Der Gerichtshof nimmt allerdings Stellung zu der Behauptung des Beklagten des Ausgangsverfahrens, es bestehe ein besonderer Zusammenhang zwischen der Dauer einer beruflichen Tätigkeit und dem Erwerb eines bestimmten Kenntnis- oder Erfahrungstands. So argumentiert hier der Senator für Finanzen, das für die prüfungsfreie Bestellung zum Steuerberater erforderliche Erfahrungswissen könne nur in einem Tätigkeitszeitraum angesammelt werden, dessen Dauer unabhängig vom Einzelfall mit gleicher Wirkung für alle Bewerber normiert worden sei. Dem hält Frau K. entgegen, die Aufgabenvielfalt und die Qualität der Arbeit, die Teilzeitbeschäftigte leisteten, sei mit denjenigen von Vollzeitbeschäftigten vergleichbar; lediglich die Quantität der Tätigkeiten sei unterschiedlich.
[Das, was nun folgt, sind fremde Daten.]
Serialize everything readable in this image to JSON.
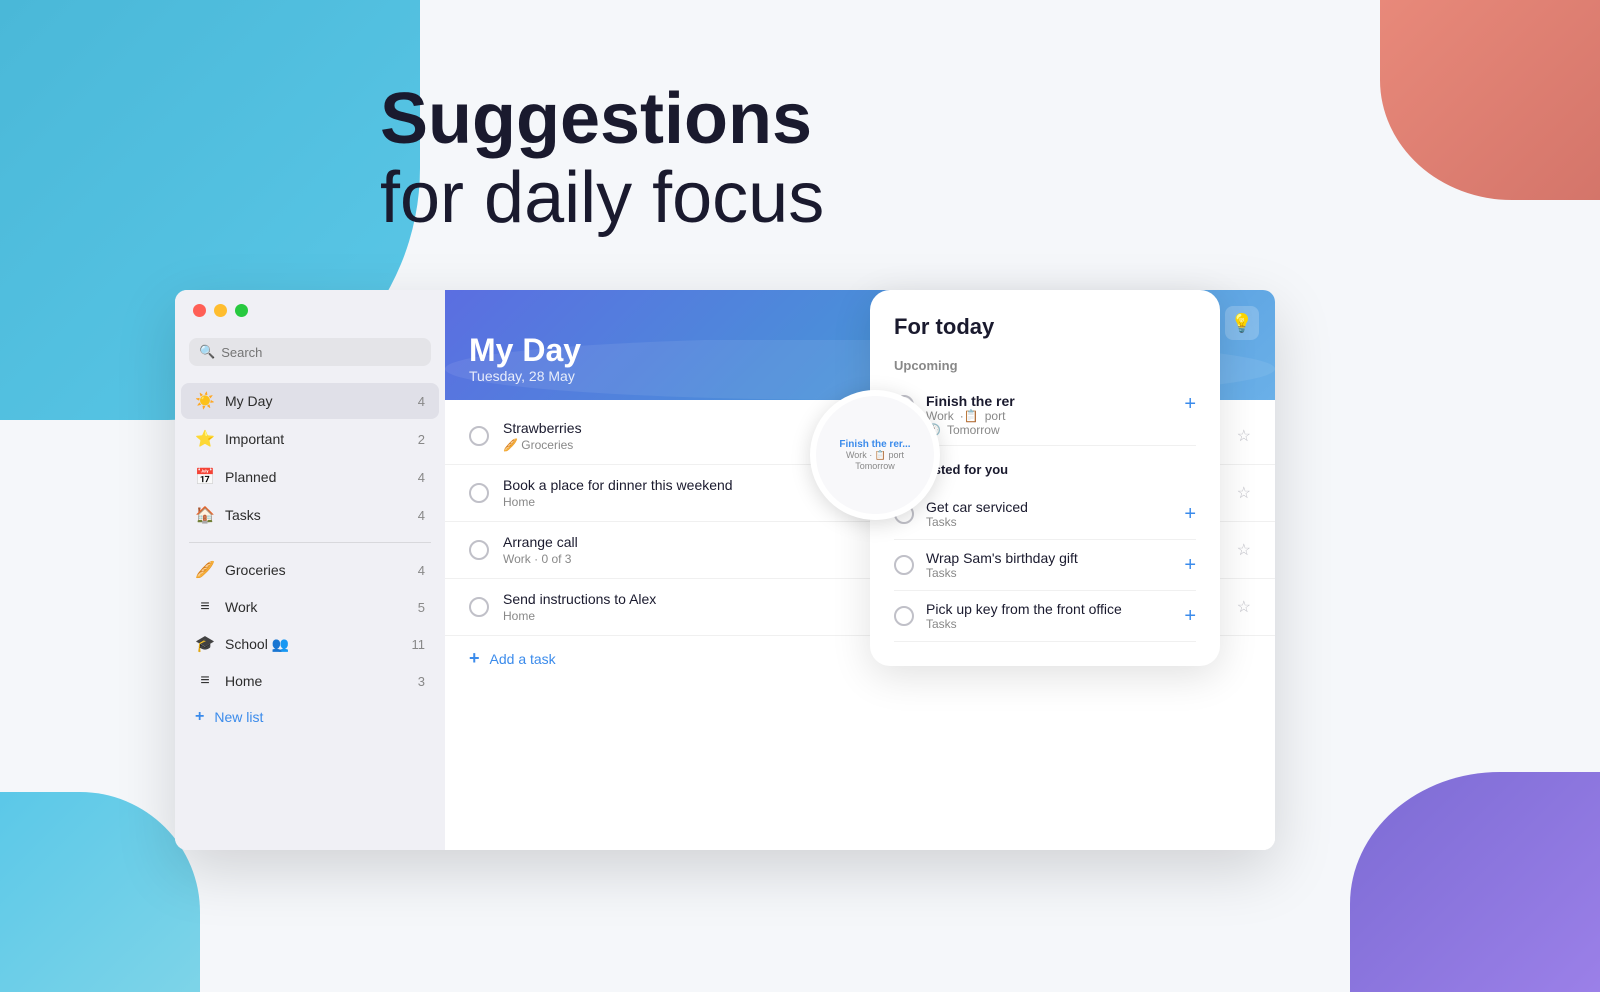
{
  "page": {
    "title_line1": "Suggestions",
    "title_line2": "for daily focus"
  },
  "background_shapes": {
    "colors": {
      "blue": "#5bc8e8",
      "salmon": "#d4756a",
      "purple": "#7c6bd4"
    }
  },
  "sidebar": {
    "search": {
      "placeholder": "Search"
    },
    "nav_items": [
      {
        "id": "my-day",
        "label": "My Day",
        "icon": "☀️",
        "count": "4",
        "active": true
      },
      {
        "id": "important",
        "label": "Important",
        "icon": "⭐",
        "count": "2",
        "active": false
      },
      {
        "id": "planned",
        "label": "Planned",
        "icon": "📅",
        "count": "4",
        "active": false
      },
      {
        "id": "tasks",
        "label": "Tasks",
        "icon": "🏠",
        "count": "4",
        "active": false
      }
    ],
    "list_items": [
      {
        "id": "groceries",
        "label": "Groceries",
        "icon": "🥖",
        "count": "4"
      },
      {
        "id": "work",
        "label": "Work",
        "icon": "≡",
        "count": "5"
      },
      {
        "id": "school",
        "label": "School",
        "icon": "🎓",
        "count": "11",
        "shared": true
      },
      {
        "id": "home",
        "label": "Home",
        "icon": "≡",
        "count": "3"
      }
    ],
    "new_list_label": "New list"
  },
  "main": {
    "header": {
      "title": "My Day",
      "subtitle": "Tuesday, 28 May",
      "icon": "💡"
    },
    "tasks": [
      {
        "id": "task-1",
        "name": "Strawberries",
        "meta": "🥖 Groceries",
        "starred": false
      },
      {
        "id": "task-2",
        "name": "Book a place for dinner this weekend",
        "meta": "Home",
        "starred": false
      },
      {
        "id": "task-3",
        "name": "Arrange call",
        "meta": "Work · 0 of 3",
        "starred": false
      },
      {
        "id": "task-4",
        "name": "Send instructions to Alex",
        "meta": "Home",
        "starred": false
      }
    ],
    "add_task_label": "Add a task"
  },
  "for_today": {
    "title": "For today",
    "upcoming_section_label": "Upcoming",
    "upcoming_items": [
      {
        "id": "upcoming-1",
        "name": "Finish the rer",
        "meta_list": "Work",
        "meta_icon": "📋",
        "meta_extra": "port",
        "meta_date": "Tomorrow"
      }
    ],
    "suggested_section_label": "Suggested for you",
    "suggested_items": [
      {
        "id": "suggested-1",
        "name": "Get car serviced",
        "list": "Tasks"
      },
      {
        "id": "suggested-2",
        "name": "Wrap Sam's birthday gift",
        "list": "Tasks"
      },
      {
        "id": "suggested-3",
        "name": "Pick up key from the front office",
        "list": "Tasks"
      }
    ]
  }
}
Dazu stellt der Gerichtshof fest, daß sich der Behauptung, es bestehe ein besonderer Zusammenhang zwischen der Dauer einer beruflichen Tätigkeit und dem Erwerb eines bestimmten Kenntnis- oder Erfahrungsstands, keine objektiven Kriterien entnehmen ließen, die nichts mit einer Diskriminierung aufgrund des Geschlechts zu tun hätten. Es handele sich dabei nämlich lediglich um eine verallgemeinernde Aussage zu bestimmten Kategorien von Arbeitnehmern. Zwar gehe das Dienstalter Hand in Hand mit der dienstlichen Erfahrung, die den Arbeitnehmer grundsätzlich zu einer besseren Erfüllung seiner Aufgaben befähige, jedoch hänge der objektive Charakter eines solchen Kriteriums von allen Umständen des Einzelfalls und insbesondere davon ab, welche Beziehung zwischen der Art der ausgeübten Tätigkeit und der Erfahrung bestehe, die die Ausübung dieser Tätigkeit nach einer bestimmten Anzahl geleisteter Arbeitsstunden verschaffe.

So erwähnt der Gerichtshof, daß das Steuerberatungsgesetz in seiner ursprünglichen Fassung als Voraussetzung für die Befreiung der Beamten des gehobenen Dienstes der Finanzverwaltung von der Steuerbevollmächtigtenprüfung nur eine fünfjährige Tätigkeit auf dem Gebiet des Steuerwesens während der letzten zehn Jahre vor dem Ausscheiden aus dem Dienst vorgesehen habe. Frau K. habe unwidersprochen geltend gemacht, die Tätigkeitsdauer sei im Jahr 1972 von fünf auf fünfzehn Jahre angehoben worden, um der Tendenz der Beamten, in die selbständigen Berufe abzuwandern, Einhalt zu gebieten; die Gesetzesänderung sei also nicht aus Gründen der Qualifikation erfolgt.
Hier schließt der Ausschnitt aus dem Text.